According to The Independent:
EU nationals are in danger of slipping through the cracks of the government’s Brexit registration scheme and turning into another Windrush-style scandal, citizens’ groups have warned.
MPs on the EU future relationship committee were told by community groups that there was simply no way to tell whether how many people had been left out of the scheme because there were no accurate figures for how many were eligible.
EU nationals in the UK have been expected to sign up for “settled status” because of Brexit bringing an end to free movement, but campaigners have complained that the scheme is poorly designed and will leave some people behind.

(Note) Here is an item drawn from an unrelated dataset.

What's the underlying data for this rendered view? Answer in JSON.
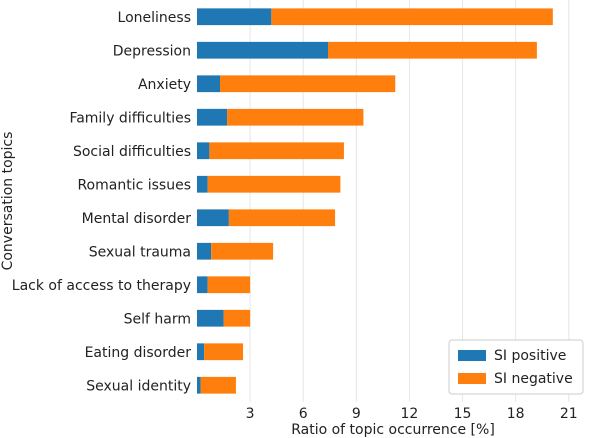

There are concerns that some EU nationals – particularly vulnerable people – may not realise they need to register, and may find themselves being removed from the UK without understanding why.
This raises uncomfortable parallels with the Windrush scandal, in which documents showing that people had emigrated to the UK and had every right to be here were destroyed by the Conservative government.

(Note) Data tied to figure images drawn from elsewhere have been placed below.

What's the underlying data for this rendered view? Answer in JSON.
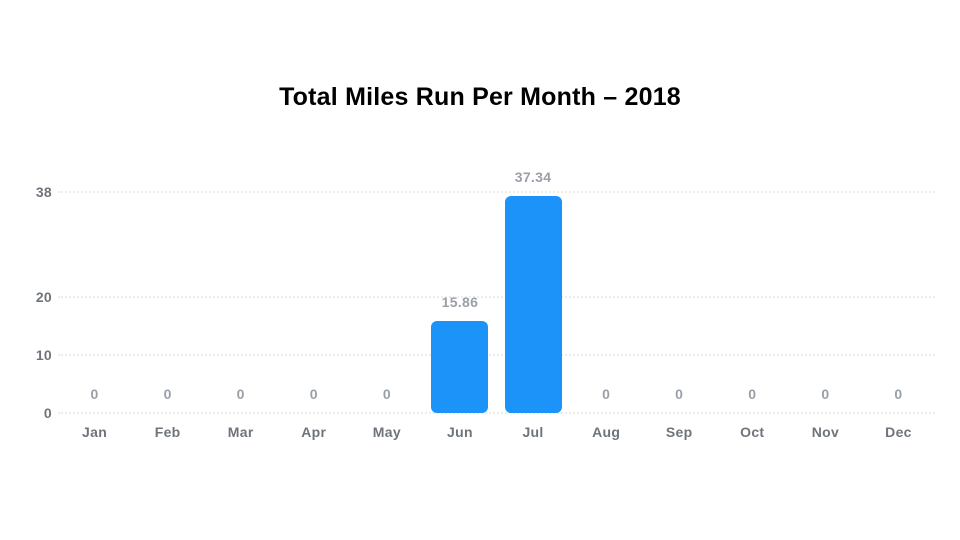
{
  "page": {
    "background_color": "#ffffff"
  },
  "chart_data": {
    "type": "bar",
    "title": "Total Miles Run Per Month – 2018",
    "categories": [
      "Jan",
      "Feb",
      "Mar",
      "Apr",
      "May",
      "Jun",
      "Jul",
      "Aug",
      "Sep",
      "Oct",
      "Nov",
      "Dec"
    ],
    "values": [
      0,
      0,
      0,
      0,
      0,
      15.86,
      37.34,
      0,
      0,
      0,
      0,
      0
    ],
    "data_labels": [
      "0",
      "0",
      "0",
      "0",
      "0",
      "15.86",
      "37.34",
      "0",
      "0",
      "0",
      "0",
      "0"
    ],
    "xlabel": "",
    "ylabel": "",
    "y_ticks": [
      0,
      10,
      20,
      38
    ],
    "ylim": [
      0,
      38
    ],
    "grid": "horizontal-dotted",
    "legend": "none",
    "colors": {
      "bar": "#1b93f9",
      "axis_tick_label": "#6f747c",
      "data_label": "#9aa0a8",
      "gridline": "#ececec",
      "title": "#000000"
    }
  }
}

The Tories then contacted these people, demanding proof of a right to live in the UK. When they could not produce it, they were deported.
And they still are.
Yes, government representatives have apologised; yes, they said it would not happen again. Either those Tories were mistaken or they were lying.
So we see twin brothers Darren and Darrell Roberts being threatened with deportation to two different countries after completing prison sentences because – despite having been born in the UK – the Tories say they have no legal status here.
Darren, 24, is being sent to Grenada because that’s where his mother was born; brother Darrell will go to the Dominican Republic in one of the errors for which the Home Office under the Tories is justly infamous – he has no family there because his father was born in Dominica, which is a completely different nation.
All children born in the UK are eligible for citizenship but there is an application process with attached costs, which have risen enormously in recent years. Some might argue that this has happened alongside the rise of overt racism in the UK’s government.
The correspondence received by Darrell is certainly racist; it offers him a financial incentive to “return home” – implying that his home must be a foreign country because he is black. This is a young man who was born in London and has lived in the UK for his entire life, remember.
Legally, the government will undoubtedly say it is well within its rights as neither brother has citizenship. But they were still minors when they were imprisoned and their childhood has been described as “traumatic”, so it may be unsurprising that no citizenship applications were completed for them.
Windrush was about sending black people “home” because they couldn’t prove they belonged in the UK. This is no different.
And what about jazz musician Bumi Thomas, who was born in 1983, after the Tory government of Margaret Thatcher passed their British Nationality Act that stripped automatic citizenship from children born to parents from UK colonies?
Despite having been born in Glasgow in 1983 and living in the UK solidly since 2000, she found herself fighting a -crowdfunded – legal battle to remain in the country of her birth.
An immigration tribunal judge has ruled in favour of withdrawing the threat of deportation, but she must wait two years before she can apply for British citizenship. Her status is still at the mercy of a divisive immigration policy – meaning her application may be turned down and she might have to go through this process all over again.
So it seems to This Writer that we should not be discussing the EU nationals’ registration scheme as “another Windrush”. The Windrush scandal is still going on.
EU nationals are merely in danger of joining the Windrush generations as victims of a racist UK government.